The way Akerlof and Shiller present the history of the idea, it was mainstream before Milton Friedman and like-minded economists tore it down starting around 1967 and culminating by the end of the 1970s, although they hint that the idea may be seeing a rebirth. As an outsider, my first question is — “is that true?” I searched JSTOR for “money illusion” and plotted over time the fraction of all articles in JSTOR that contain this term:
Although the term was coined earlier, the first appearance in JSTOR is a 1913 article by Irving Fisher, and the surge around 1928 – 1929 is due to commentary on his book titled Money Illusion. Academics were still talking about it somewhat through 1934, probably because the worst phase of the Great Depression spurred them to try to figure out what went wrong. The idea becomes more discussed during World War II, and especially afterwards when Keynesian thought swept throughout the academic and policy worlds within the developed countries. In the mid-’50s, the term decelerates and then declines in usage, although the policies of its believers are still in full swing. I interpret this as showing that from the end of WWII to the mid-’50s, their ideas were debated more and more, and after this point they considered the matter settled.
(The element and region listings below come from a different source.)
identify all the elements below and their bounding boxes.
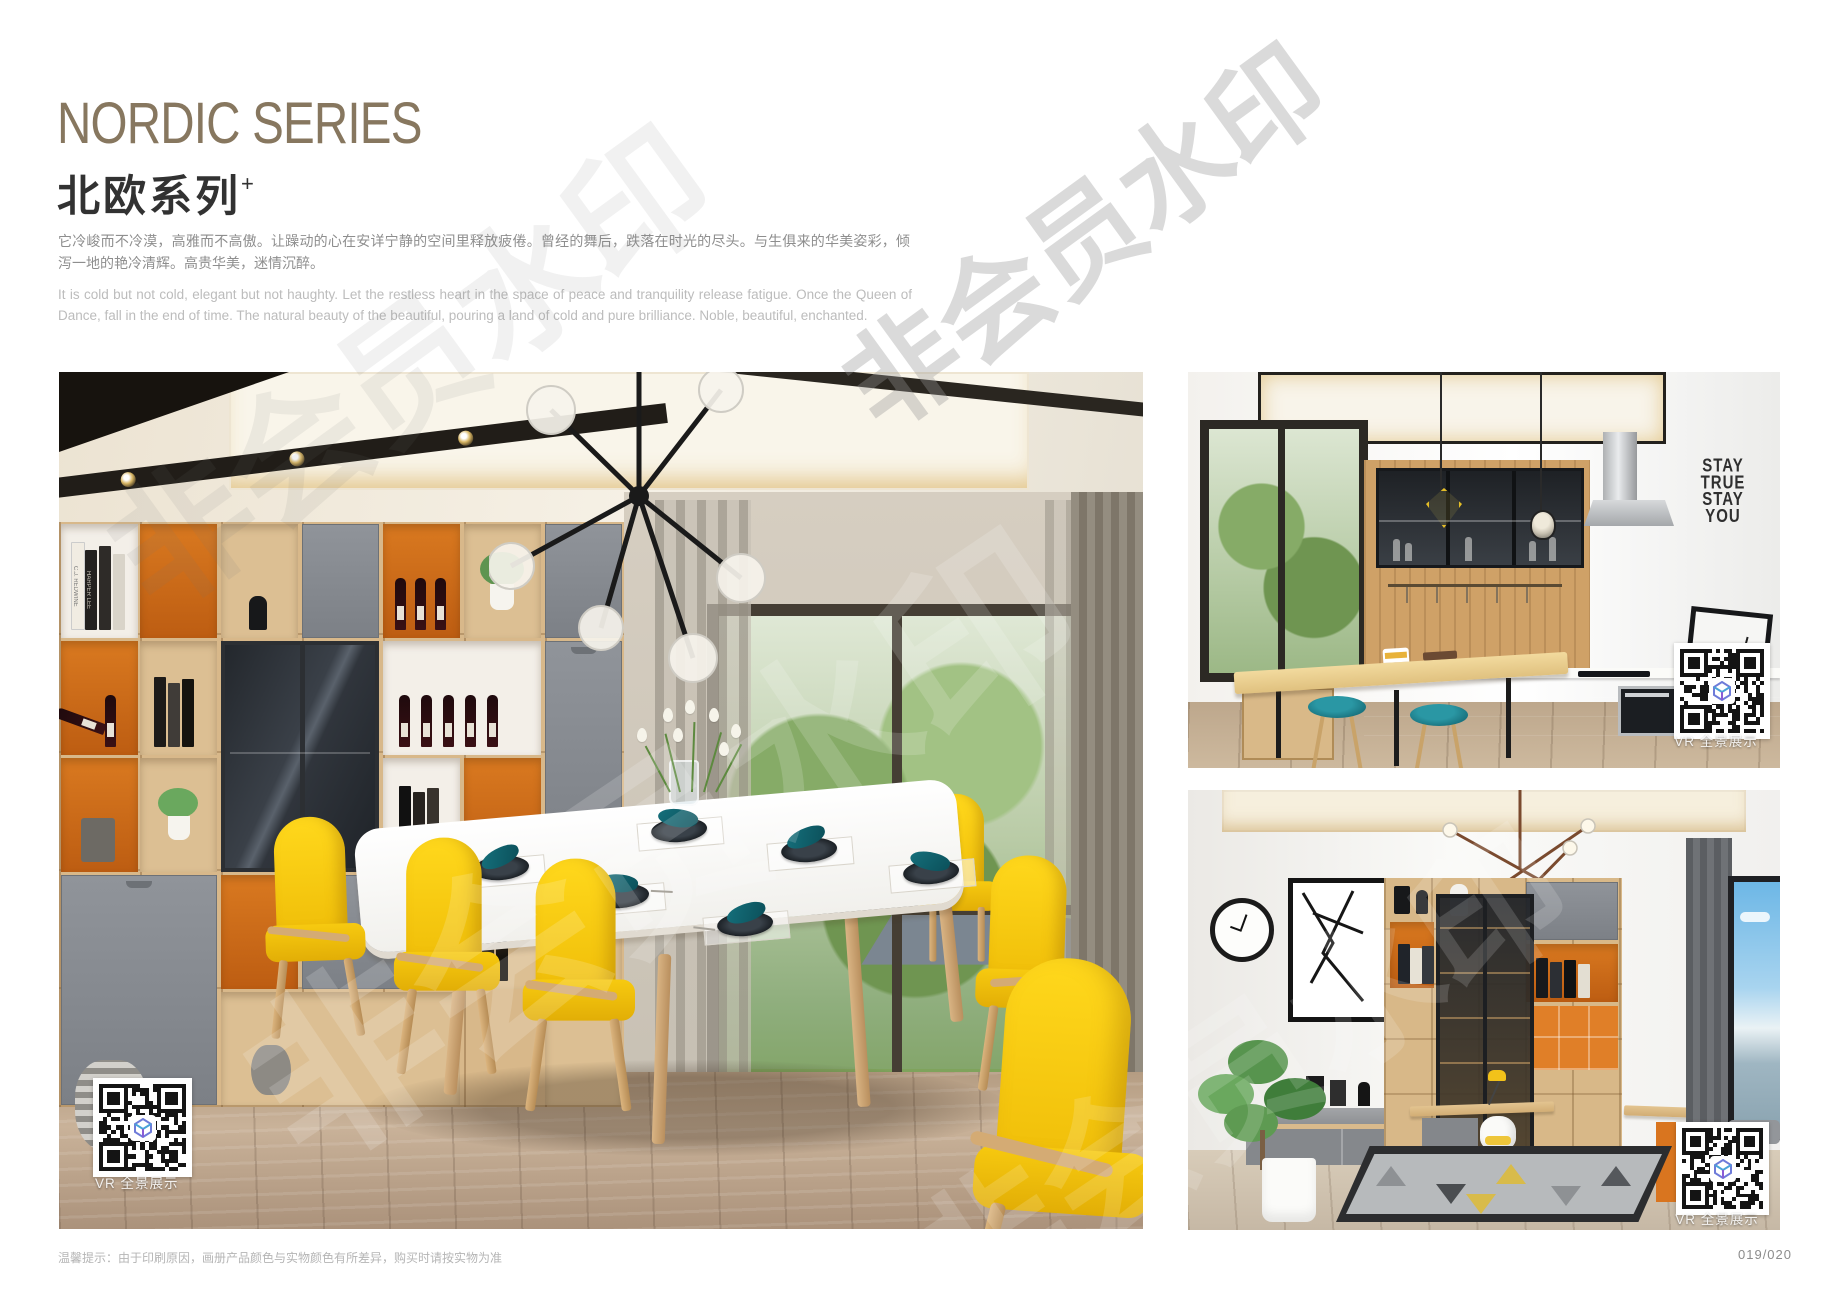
stool-leg	[1451, 720, 1466, 768]
cutting-board	[1423, 651, 1457, 661]
qr-module	[182, 1167, 186, 1171]
catalog-page: NORDIC SERIES 北欧系列+ 它冷峻而不冷漠，高雅而不高傲。让躁动的心…	[0, 0, 1836, 1307]
island-leg	[1276, 680, 1281, 758]
calla-lily	[663, 708, 673, 722]
cabinet-mullion	[1512, 471, 1516, 565]
stool-leg	[1413, 720, 1428, 768]
orange-niche-books	[1526, 944, 1618, 1002]
potted-plant	[1198, 1034, 1348, 1164]
calla-lily	[673, 728, 683, 742]
spotlight	[289, 451, 306, 468]
wine-bottle	[443, 695, 454, 747]
vr-qr-code	[1676, 1122, 1769, 1215]
chair-back	[536, 859, 616, 997]
page-title: NORDIC SERIES	[57, 94, 422, 154]
dining-chair-foreground	[951, 952, 1143, 1229]
chair-leg	[271, 960, 288, 1039]
shelf-cell-orange	[140, 524, 217, 638]
place-setting	[879, 842, 983, 901]
calla-lily	[709, 708, 719, 722]
jar	[1393, 539, 1400, 561]
mini-vase	[1358, 1082, 1370, 1106]
utensil-rail	[1388, 584, 1562, 587]
qr-logo-cube-icon	[1710, 1156, 1736, 1182]
plant-leaves	[158, 788, 198, 818]
jar	[1529, 541, 1536, 561]
dining-chair	[255, 815, 378, 1044]
wine-bottle	[395, 578, 406, 630]
dining-chair	[388, 838, 510, 1078]
wine-label	[437, 606, 444, 620]
wine-bottle-tilted	[59, 707, 107, 735]
wine-label	[81, 718, 97, 729]
spotlight	[120, 471, 137, 488]
book-spine	[1564, 960, 1576, 998]
wine-bottle	[399, 695, 410, 747]
jar	[1549, 537, 1556, 561]
rug-triangle	[1466, 1194, 1496, 1214]
jar	[1405, 543, 1412, 561]
wine-label	[401, 723, 408, 737]
island-leg	[1394, 690, 1399, 766]
wine-label	[489, 723, 496, 737]
description-english: It is cold but not cold, elegant but not…	[58, 284, 912, 326]
study-window	[1728, 876, 1780, 1140]
cooktop	[1578, 671, 1650, 677]
wall-decal: STAY TRUE STAY YOU	[1688, 458, 1758, 525]
hanging-utensil	[1406, 587, 1408, 603]
geometric-rug	[1336, 1146, 1672, 1222]
decal-line: YOU	[1688, 509, 1758, 526]
vr-qr-code	[1674, 643, 1770, 739]
jar	[1465, 537, 1472, 561]
window-mullion	[1278, 429, 1285, 673]
description-chinese: 它冷峻而不冷漠，高雅而不高傲。让躁动的心在安详宁静的空间里释放疲倦。曾经的舞后，…	[58, 230, 910, 274]
shelf-cell-books	[140, 641, 217, 755]
glass-shelf	[230, 752, 369, 754]
wine-label	[107, 723, 114, 737]
print-disclaimer: 温馨提示：由于印刷原因，画册产品颜色与实物颜色有所差异，购买时请按实物为准	[58, 1249, 502, 1266]
chair-back	[273, 816, 348, 941]
book-spine	[168, 683, 180, 747]
rug-field	[1346, 1154, 1662, 1214]
book-title: C.J. REDWINE	[72, 543, 78, 629]
bar-stool	[1410, 704, 1468, 768]
shelf-cell-wood	[221, 524, 298, 638]
desk-lamp	[1488, 1070, 1506, 1081]
stool-leg	[1311, 712, 1326, 768]
book-spine	[1550, 962, 1562, 998]
calla-lily	[685, 700, 695, 714]
wine-label	[423, 723, 430, 737]
abstract-art-frame	[1288, 878, 1392, 1022]
wine-label	[467, 723, 474, 737]
page-subtitle: 北欧系列+	[57, 160, 254, 221]
rug-triangle	[1436, 1184, 1466, 1204]
study-room-photo: VR 全景展示	[1188, 790, 1780, 1230]
shelf-cell-orange	[61, 758, 138, 872]
shelf-cell-books: C.J. REDWINE HARPER LEE	[61, 524, 138, 638]
cloud	[1740, 912, 1770, 922]
gray-top-cabinet	[1526, 882, 1618, 940]
wine-label	[445, 723, 452, 737]
page-number: 019/020	[1738, 1247, 1792, 1262]
hanging-utensil	[1496, 587, 1498, 603]
qr-logo-cube-icon	[1709, 678, 1735, 704]
hanging-utensil	[1526, 587, 1528, 603]
book-spine	[1398, 944, 1410, 984]
spotlight	[457, 430, 474, 447]
vr-qr-code	[93, 1078, 192, 1177]
place-setting	[693, 894, 797, 953]
chair-leg	[956, 1202, 1007, 1229]
stool-seat	[1308, 696, 1366, 718]
stool-leg	[1349, 712, 1364, 768]
built-in-oven	[1618, 686, 1682, 736]
kitchen-photo: STAY TRUE STAY YOU	[1188, 372, 1780, 768]
subtitle-plus: +	[241, 171, 254, 196]
vase-decor	[249, 596, 267, 630]
rug-triangle	[1601, 1166, 1631, 1186]
kitchen-window	[1200, 420, 1368, 682]
book-spine	[1578, 964, 1590, 998]
book-spine: C.J. REDWINE	[71, 542, 85, 630]
black-pendant-lamp	[1530, 510, 1556, 540]
chair-leg	[476, 988, 497, 1074]
vr-panorama-label: VR 全景展示	[1674, 730, 1758, 750]
wine-label	[397, 606, 404, 620]
range-hood	[1584, 500, 1674, 526]
wall-clock	[1210, 898, 1274, 962]
plant-pot	[168, 816, 190, 840]
wine-label	[417, 606, 424, 620]
clock-hand	[1240, 914, 1247, 930]
vr-panorama-label: VR 全景展示	[95, 1172, 179, 1192]
place-setting	[627, 800, 731, 859]
book-spine	[1410, 948, 1422, 984]
dining-chair	[516, 859, 646, 1113]
photo-frame-decor	[81, 818, 115, 862]
ceramic-jar	[251, 1045, 291, 1095]
black-vase	[1416, 890, 1428, 914]
chair-leg	[525, 1018, 548, 1111]
hood-chimney	[1603, 432, 1637, 502]
qr-logo-cube-icon	[130, 1115, 156, 1141]
hanging-utensil	[1466, 587, 1468, 603]
orange-cubby-grid	[1528, 1006, 1618, 1070]
rug-triangle	[1496, 1164, 1526, 1184]
chair-leg	[609, 1018, 632, 1111]
book-title: HARPER LEE	[85, 550, 91, 630]
chair-leg	[396, 988, 417, 1074]
shelf-cell-plant	[140, 758, 217, 872]
stool-seat	[1410, 704, 1468, 726]
plant-leaves	[1224, 1104, 1278, 1142]
book-spine	[182, 679, 194, 747]
subtitle-text: 北欧系列	[57, 173, 241, 221]
rug-triangle	[1551, 1186, 1581, 1206]
book-spine	[1536, 958, 1548, 998]
shelf-cell-wine-display	[61, 641, 138, 755]
oven-handle	[1625, 693, 1669, 697]
rug-triangle	[1376, 1166, 1406, 1186]
calla-lily	[637, 728, 647, 742]
wine-bottle	[421, 695, 432, 747]
book-spine	[1422, 946, 1434, 984]
chair-cushion	[1485, 1136, 1511, 1145]
black-books	[1394, 886, 1410, 914]
chair-back	[406, 838, 481, 969]
island-leg	[1506, 678, 1511, 758]
book-spine: HARPER LEE	[85, 550, 97, 630]
book-spine	[99, 546, 111, 630]
wine-bottle	[105, 695, 116, 747]
pendant-cord	[1540, 372, 1542, 512]
shelf-cell-gray-door	[302, 524, 379, 638]
place-setting	[757, 820, 861, 879]
wine-bottle	[415, 578, 426, 630]
vr-panorama-label: VR 全景展示	[1674, 1208, 1760, 1228]
calla-lily	[719, 742, 729, 756]
door-handle	[126, 881, 152, 888]
wine-bottle	[435, 578, 446, 630]
chair-leg	[929, 907, 936, 962]
book-spine	[154, 677, 166, 747]
chair-leg	[343, 957, 365, 1036]
flower-bouquet	[619, 702, 779, 782]
bar-stool	[1308, 696, 1366, 768]
orange-niche	[1390, 922, 1434, 988]
book-spine	[113, 554, 125, 630]
dining-room-photo: C.J. REDWINE HARPER LEE	[59, 372, 1143, 1229]
wine-bottle	[465, 695, 476, 747]
shelf-cell-orange-bottles	[383, 524, 460, 638]
calla-lily	[731, 724, 741, 738]
pendant-cord	[1440, 372, 1442, 490]
sputnik-chandelier	[489, 372, 789, 706]
flower-stem	[691, 722, 695, 792]
hanging-utensil	[1436, 587, 1438, 603]
plant-pot	[1262, 1158, 1316, 1222]
qr-module	[1760, 729, 1764, 733]
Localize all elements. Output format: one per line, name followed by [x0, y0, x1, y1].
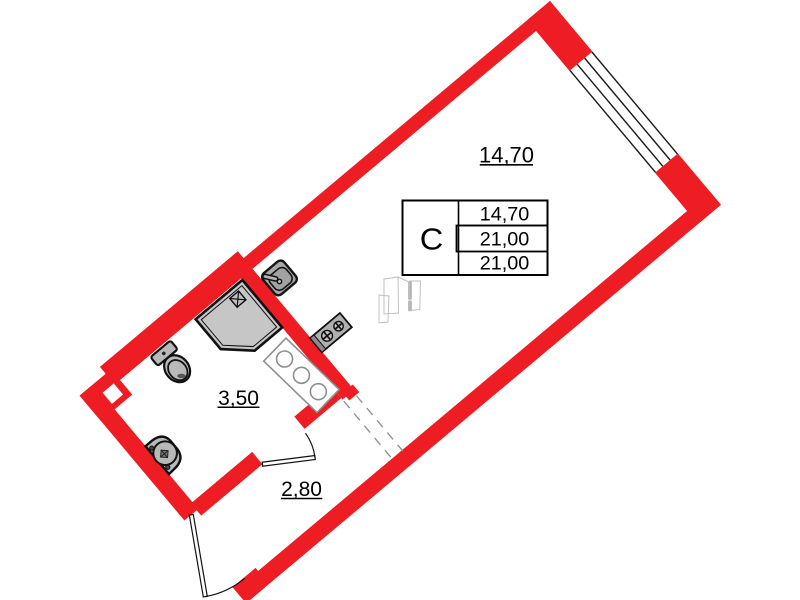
- svg-text:3,50: 3,50: [218, 387, 259, 410]
- svg-text:С: С: [420, 223, 444, 257]
- svg-text:21,00: 21,00: [480, 228, 530, 250]
- svg-text:14,70: 14,70: [480, 204, 530, 226]
- svg-text:21,00: 21,00: [480, 252, 530, 274]
- svg-text:14,70: 14,70: [479, 143, 534, 168]
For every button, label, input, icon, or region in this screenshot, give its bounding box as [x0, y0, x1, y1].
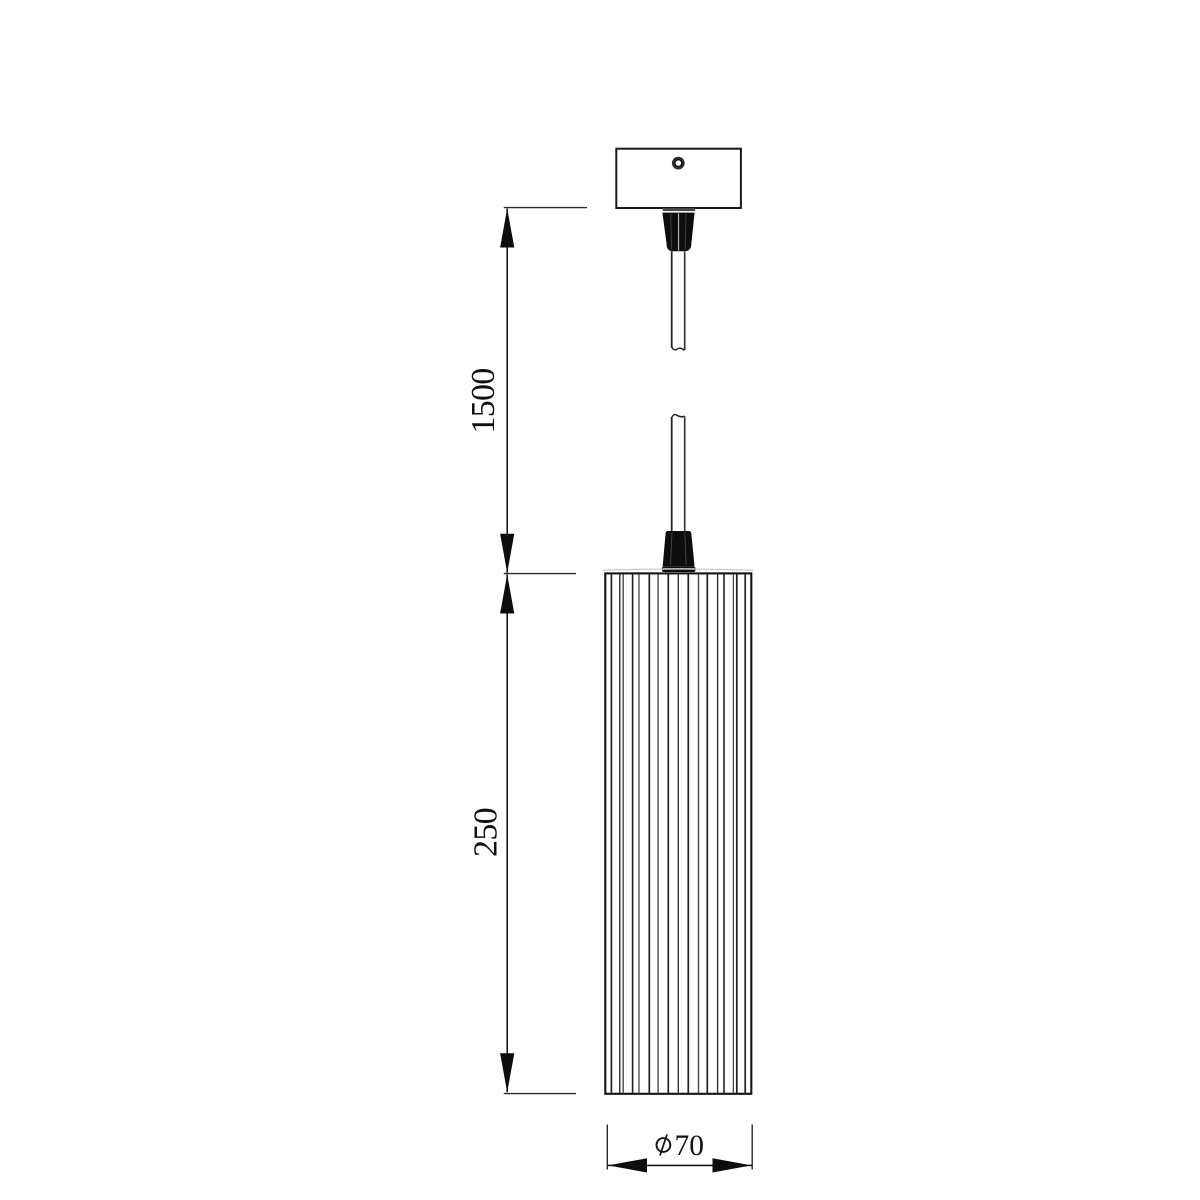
svg-text:1500: 1500	[465, 368, 502, 433]
svg-text:70: 70	[675, 1130, 705, 1162]
svg-text:250: 250	[468, 808, 505, 857]
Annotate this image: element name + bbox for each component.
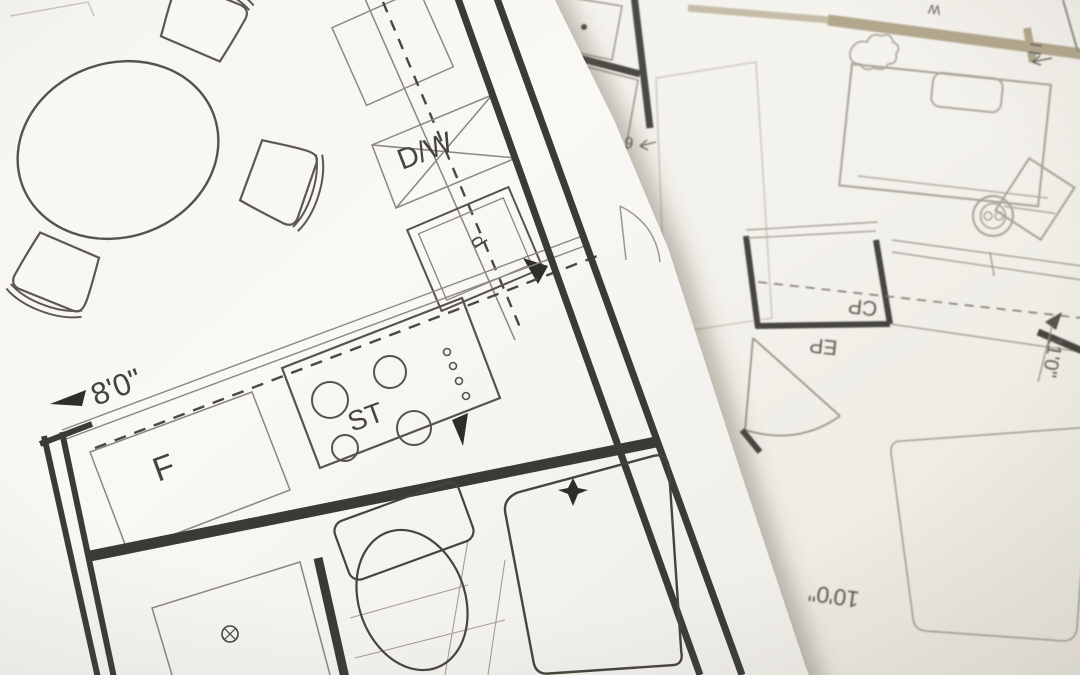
photo-vignette	[0, 0, 1080, 675]
blueprint-photo: W	[0, 0, 1080, 675]
blueprint-photo-canvas: W	[0, 0, 1080, 675]
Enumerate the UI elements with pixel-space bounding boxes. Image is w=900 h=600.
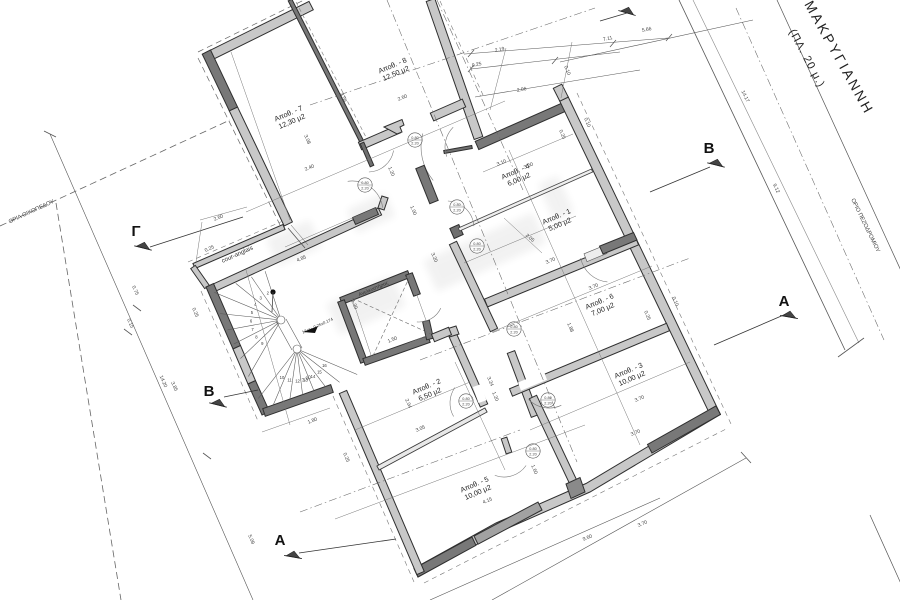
svg-text:A: A [779,293,790,310]
svg-text:0.80: 0.80 [529,447,536,451]
svg-text:11: 11 [287,378,292,383]
svg-text:B: B [704,140,715,157]
svg-text:A: A [275,532,286,549]
svg-text:0.80: 0.80 [411,136,418,140]
svg-text:0.80: 0.80 [453,203,460,207]
svg-text:2.20: 2.20 [473,248,480,252]
svg-text:2.20: 2.20 [462,403,469,407]
svg-text:2.20: 2.20 [529,453,536,457]
svg-text:0.80: 0.80 [462,397,469,401]
svg-text:10: 10 [280,375,285,380]
svg-text:16: 16 [322,363,327,368]
svg-text:Γ: Γ [131,223,140,240]
svg-text:0.80: 0.80 [361,181,368,185]
svg-text:2.20: 2.20 [544,402,551,406]
svg-text:12: 12 [295,378,300,383]
svg-text:2.20: 2.20 [453,209,460,213]
svg-text:2.20: 2.20 [510,331,517,335]
svg-text:0.80: 0.80 [473,242,480,246]
svg-text:15: 15 [317,369,322,374]
svg-text:B: B [204,383,215,400]
svg-text:2.20: 2.20 [411,142,418,146]
svg-text:2.20: 2.20 [361,187,368,191]
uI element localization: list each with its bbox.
Starting in the mid-late-1960s, though, the term begins to surge in usage to even greater heights than before, peaking in 1975, and plummeting afterward. This of course parallels the questioning of many of the ideas taken for granted during the Golden Age of American Capitalism, and the transition to Friedman-inspired thinking in academia and Thatcher-inspired thinking in public policy. Party affiliation clearly does not matter, since the mid-’40s to mid-’60s phase showed bipartisan support for Keynesian thinking, and after the mid-’70s there was also a bipartisan consensus on theory and policy applications. I interpret this second rise and fall as a re-ignited debate that was then considered a resolved matter — only this time with the opposite conclusion as before, i.e. that “everyone knows” now that money illusion is irrational and therefore doesn’t exist.
The data end in 2003, since there’s typically a five-year lag between the publication date of an article and its appearance in JSTOR. So, unfortunately I can’t use this method to confirm or disconfirm Akerlof and Shiller’s hints that the idea might be on its way to becoming mainstream in the near future. Whatever the empirical status of money illusion turns out to be — and it does look like it’s real — the bigger question is whether or not economists will return to a serious, empirical consideration of psychology — both the universal features (however seemingly irrational), as well as the individual differences that allow Milton Friedman to easily work through a 10-step-long chain of backwards induction, but not a typical working class person, who isn’t smart enough to get into college (and these days, that’s saying a lot). If all the positive press, not to mention book deals, that Shiller is getting are any sign, the forecast looks optimistic.